Ciepło może zdrożeć o jedną trzecią
Rosnące ceny prądu i węgla, a także sposób działania URE wpędzają ciepłownictwo systemowe w straty. Rezygnacja z wydatków nie wystarczy.
– Na pewno możemy się spodziewać podwyżek od kilku do kilkunastu procent w kolejnych ustalanych taryfach: tak, by zapewnić możliwość funkcjonowania przedsiębiorstw chociażby na granicy ich rentowności – mówi nam Jacek Szymczak, prezes Izby Gospodarczej Ciepłownictwo Polskie.
Kilkanaście procent może się zresztą okazać scenariuszem optymistycznym – z wyliczeń ekspertów branży wynika, że gdyby firmy ciepłownicze chciały utrzymać rentowność na obecnym poziomie, rachunki powinny być wyższe o jedną trzecią.
Rentowność wytwarzania ciepła systemowego drastycznie spada – takie wnioski płyną z badań, jakie Izba Gospodarcza Ciepłownictwo Polskie oraz Polskie Towarzystwo Elektrociepłowni Zawodowych przeprowadziły wśród firm członkowskich.
Koszty i biurokracja
Przyczyny są dosyć oczywiste. To przede wszystkim rosnące koszty produkcji ciepła: węgiel – na którym opiera się ciepłownictwo systemowe (polskie ciepłownictwo w 74 proc. bazuje na tym surowcu), jest drogi jak nigdy wcześniej; uprawnienia do emisji CO2 również sukcesywnie drożeją, a w ślad za nimi – prąd; wzrosły płace zasadnicze, a także ceny usług.

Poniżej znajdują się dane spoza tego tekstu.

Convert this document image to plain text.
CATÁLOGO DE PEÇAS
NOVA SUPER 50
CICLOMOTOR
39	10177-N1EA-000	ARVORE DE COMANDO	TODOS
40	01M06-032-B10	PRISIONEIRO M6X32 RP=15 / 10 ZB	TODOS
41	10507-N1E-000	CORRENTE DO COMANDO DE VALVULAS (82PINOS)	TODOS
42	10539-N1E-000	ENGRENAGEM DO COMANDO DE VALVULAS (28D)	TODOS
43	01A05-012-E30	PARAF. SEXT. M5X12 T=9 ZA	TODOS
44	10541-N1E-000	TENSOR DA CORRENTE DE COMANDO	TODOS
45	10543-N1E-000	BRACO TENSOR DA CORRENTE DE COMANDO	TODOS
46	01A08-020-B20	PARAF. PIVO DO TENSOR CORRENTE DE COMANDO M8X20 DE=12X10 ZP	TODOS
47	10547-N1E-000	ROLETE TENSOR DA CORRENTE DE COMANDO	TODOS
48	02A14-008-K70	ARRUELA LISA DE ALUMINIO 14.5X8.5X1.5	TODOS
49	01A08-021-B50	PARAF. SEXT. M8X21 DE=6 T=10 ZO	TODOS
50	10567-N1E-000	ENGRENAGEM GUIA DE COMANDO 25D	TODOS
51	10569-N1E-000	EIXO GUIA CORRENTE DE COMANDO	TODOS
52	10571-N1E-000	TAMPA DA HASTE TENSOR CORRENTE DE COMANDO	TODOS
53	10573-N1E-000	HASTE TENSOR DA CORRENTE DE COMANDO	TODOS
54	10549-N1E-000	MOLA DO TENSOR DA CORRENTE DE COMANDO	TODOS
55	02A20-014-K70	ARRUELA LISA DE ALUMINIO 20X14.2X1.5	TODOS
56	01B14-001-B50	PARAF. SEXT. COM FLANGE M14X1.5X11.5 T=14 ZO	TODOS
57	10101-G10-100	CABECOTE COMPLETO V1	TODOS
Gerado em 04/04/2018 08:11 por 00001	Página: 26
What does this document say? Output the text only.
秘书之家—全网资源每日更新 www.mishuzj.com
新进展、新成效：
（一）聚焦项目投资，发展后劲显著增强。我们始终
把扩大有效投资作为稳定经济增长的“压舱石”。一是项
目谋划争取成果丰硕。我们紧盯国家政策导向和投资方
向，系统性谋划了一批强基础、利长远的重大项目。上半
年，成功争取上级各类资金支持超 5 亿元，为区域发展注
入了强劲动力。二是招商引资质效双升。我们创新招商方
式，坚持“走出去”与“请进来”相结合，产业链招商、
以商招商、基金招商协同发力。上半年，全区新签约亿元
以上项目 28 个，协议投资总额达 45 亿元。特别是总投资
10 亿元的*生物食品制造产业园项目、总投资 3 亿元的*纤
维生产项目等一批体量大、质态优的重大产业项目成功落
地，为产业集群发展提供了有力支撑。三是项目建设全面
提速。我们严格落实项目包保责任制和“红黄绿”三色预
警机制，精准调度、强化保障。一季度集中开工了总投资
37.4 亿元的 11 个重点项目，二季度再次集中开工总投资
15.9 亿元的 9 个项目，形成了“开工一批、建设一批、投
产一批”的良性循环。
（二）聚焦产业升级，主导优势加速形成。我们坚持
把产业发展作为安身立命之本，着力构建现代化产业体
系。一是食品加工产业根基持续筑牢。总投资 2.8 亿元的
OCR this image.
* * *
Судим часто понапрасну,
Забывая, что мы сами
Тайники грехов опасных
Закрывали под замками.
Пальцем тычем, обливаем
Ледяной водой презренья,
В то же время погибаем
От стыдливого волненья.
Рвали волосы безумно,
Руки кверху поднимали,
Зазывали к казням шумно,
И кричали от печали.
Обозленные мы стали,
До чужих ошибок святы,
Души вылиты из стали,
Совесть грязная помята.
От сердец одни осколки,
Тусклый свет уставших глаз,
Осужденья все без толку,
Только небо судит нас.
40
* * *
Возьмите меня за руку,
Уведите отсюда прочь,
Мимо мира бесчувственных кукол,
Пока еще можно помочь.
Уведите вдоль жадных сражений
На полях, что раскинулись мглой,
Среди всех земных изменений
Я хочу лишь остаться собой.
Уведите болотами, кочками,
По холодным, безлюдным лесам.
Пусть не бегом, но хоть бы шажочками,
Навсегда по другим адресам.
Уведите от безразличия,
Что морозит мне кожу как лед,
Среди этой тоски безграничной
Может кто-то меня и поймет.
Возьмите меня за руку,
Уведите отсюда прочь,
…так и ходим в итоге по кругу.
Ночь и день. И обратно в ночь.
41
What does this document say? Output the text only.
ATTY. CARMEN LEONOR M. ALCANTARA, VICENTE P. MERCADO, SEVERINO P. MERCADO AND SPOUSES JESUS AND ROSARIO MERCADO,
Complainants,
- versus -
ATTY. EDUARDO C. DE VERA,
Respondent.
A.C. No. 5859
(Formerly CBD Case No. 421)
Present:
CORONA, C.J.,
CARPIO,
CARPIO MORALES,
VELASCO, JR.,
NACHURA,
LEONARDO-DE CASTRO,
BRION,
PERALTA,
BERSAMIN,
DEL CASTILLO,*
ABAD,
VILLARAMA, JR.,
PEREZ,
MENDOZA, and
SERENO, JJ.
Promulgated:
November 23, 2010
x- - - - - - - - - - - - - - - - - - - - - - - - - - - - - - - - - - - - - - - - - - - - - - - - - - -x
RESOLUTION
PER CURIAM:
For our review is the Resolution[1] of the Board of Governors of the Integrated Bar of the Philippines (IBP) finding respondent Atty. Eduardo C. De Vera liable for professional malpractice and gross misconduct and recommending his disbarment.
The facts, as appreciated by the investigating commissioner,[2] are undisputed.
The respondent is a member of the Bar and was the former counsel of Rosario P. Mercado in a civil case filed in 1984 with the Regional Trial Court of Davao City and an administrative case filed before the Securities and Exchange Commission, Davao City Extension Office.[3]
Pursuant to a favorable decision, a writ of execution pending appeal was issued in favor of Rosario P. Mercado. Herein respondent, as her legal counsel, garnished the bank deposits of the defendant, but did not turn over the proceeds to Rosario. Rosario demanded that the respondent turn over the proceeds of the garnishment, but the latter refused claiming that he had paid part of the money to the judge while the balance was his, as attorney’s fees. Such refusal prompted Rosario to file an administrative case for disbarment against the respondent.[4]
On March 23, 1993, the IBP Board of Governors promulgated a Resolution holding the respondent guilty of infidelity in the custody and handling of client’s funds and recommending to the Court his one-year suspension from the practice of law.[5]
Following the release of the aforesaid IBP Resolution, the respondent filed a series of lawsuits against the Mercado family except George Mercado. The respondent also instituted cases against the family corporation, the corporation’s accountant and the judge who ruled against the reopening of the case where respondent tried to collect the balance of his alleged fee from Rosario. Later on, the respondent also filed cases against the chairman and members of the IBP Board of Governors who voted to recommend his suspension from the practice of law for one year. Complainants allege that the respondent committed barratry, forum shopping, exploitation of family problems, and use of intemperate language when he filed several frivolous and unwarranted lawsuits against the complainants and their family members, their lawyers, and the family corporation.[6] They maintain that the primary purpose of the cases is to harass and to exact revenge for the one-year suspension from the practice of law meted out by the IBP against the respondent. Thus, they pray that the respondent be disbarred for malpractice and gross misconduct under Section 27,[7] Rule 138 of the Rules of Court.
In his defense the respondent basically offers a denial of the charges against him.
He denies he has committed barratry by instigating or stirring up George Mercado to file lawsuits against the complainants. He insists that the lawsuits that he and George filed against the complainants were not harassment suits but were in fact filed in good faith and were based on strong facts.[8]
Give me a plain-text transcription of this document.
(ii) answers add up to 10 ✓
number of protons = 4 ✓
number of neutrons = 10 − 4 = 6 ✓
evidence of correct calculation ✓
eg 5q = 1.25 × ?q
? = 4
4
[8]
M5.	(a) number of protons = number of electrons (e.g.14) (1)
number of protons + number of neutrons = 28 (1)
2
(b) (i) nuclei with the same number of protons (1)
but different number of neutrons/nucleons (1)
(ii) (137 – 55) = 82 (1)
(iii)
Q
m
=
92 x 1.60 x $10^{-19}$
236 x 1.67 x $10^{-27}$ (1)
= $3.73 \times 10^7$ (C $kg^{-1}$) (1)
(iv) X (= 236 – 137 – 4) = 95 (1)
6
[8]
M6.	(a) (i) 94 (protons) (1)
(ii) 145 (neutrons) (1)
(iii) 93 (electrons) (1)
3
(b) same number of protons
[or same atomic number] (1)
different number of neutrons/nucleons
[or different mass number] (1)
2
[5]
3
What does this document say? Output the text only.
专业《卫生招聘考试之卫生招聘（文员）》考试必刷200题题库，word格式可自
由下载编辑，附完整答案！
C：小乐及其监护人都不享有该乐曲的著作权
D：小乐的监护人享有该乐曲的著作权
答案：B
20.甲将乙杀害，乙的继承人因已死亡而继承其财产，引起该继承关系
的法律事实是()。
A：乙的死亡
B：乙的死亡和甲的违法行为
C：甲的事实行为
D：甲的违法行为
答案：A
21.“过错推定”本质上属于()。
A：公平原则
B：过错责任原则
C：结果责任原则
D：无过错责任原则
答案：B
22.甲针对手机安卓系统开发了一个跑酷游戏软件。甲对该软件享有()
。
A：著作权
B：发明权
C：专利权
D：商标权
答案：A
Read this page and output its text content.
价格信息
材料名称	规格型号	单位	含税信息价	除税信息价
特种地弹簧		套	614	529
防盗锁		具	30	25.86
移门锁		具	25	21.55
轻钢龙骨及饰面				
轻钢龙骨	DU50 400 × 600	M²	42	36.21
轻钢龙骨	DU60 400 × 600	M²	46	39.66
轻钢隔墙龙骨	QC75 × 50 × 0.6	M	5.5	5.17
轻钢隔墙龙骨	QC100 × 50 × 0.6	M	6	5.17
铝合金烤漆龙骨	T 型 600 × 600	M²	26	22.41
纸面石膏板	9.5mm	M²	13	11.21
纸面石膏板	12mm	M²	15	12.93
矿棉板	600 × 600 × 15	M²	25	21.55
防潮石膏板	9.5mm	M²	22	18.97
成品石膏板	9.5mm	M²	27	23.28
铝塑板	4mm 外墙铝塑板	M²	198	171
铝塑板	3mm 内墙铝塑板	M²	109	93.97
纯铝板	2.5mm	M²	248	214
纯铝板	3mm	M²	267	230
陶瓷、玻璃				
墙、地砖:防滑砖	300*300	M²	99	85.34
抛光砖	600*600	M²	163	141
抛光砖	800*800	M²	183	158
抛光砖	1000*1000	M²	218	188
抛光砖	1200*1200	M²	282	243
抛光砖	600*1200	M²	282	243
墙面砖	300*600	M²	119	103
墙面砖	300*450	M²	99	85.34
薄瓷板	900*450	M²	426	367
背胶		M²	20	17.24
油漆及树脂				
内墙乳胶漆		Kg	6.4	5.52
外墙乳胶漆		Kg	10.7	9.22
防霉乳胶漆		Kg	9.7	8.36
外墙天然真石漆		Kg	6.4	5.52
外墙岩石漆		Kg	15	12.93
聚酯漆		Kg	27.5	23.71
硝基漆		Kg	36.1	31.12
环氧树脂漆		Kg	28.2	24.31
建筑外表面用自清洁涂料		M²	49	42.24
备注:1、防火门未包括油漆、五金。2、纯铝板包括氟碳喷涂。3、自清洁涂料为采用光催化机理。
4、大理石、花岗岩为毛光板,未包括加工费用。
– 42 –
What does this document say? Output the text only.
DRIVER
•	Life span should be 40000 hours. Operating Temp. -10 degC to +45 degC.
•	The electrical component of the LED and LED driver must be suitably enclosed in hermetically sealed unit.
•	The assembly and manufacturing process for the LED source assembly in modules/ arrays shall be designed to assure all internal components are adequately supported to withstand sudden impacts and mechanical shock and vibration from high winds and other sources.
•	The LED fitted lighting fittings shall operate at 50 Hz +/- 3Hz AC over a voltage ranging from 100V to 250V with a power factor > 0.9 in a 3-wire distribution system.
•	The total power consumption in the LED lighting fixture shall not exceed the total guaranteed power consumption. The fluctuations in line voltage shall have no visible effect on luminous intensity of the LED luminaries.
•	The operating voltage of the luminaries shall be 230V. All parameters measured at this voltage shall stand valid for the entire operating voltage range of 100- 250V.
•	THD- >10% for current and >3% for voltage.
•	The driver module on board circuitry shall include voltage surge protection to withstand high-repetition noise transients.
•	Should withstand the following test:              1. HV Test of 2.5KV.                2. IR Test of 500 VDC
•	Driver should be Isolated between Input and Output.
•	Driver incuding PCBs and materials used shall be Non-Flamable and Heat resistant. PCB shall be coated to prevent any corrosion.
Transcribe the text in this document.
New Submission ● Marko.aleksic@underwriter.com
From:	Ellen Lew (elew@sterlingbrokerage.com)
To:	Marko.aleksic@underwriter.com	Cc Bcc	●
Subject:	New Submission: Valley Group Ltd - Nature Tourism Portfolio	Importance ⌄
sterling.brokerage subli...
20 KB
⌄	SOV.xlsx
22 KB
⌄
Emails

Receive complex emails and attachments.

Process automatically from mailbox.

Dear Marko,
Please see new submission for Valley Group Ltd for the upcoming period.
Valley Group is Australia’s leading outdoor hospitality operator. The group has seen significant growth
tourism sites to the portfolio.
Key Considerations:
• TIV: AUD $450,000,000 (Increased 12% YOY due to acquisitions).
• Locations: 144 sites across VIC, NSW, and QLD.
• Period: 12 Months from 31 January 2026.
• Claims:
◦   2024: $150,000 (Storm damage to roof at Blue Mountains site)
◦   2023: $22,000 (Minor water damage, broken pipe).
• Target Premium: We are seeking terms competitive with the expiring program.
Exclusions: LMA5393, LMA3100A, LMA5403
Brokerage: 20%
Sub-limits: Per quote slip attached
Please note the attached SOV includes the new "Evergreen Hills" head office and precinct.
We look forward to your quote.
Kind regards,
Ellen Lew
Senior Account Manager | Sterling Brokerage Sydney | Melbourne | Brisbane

Gdyby wziąć pod uwagę wszystkie te czynniki, cena ciepła powinna wzrosnąć o ok. 35 proc. – twierdzą autorzy analizy.
Drugim czynnikiem obniżającym...
Archiwum Rzeczpospolitej to wygodna wyszukiwarka archiwalnych tekstów opublikowanych na łamach dziennika od 1993 roku. Unikalne źródło wiedzy o Polsce i świecie, wzbogacone o perspektywę ekonomiczną i prawną.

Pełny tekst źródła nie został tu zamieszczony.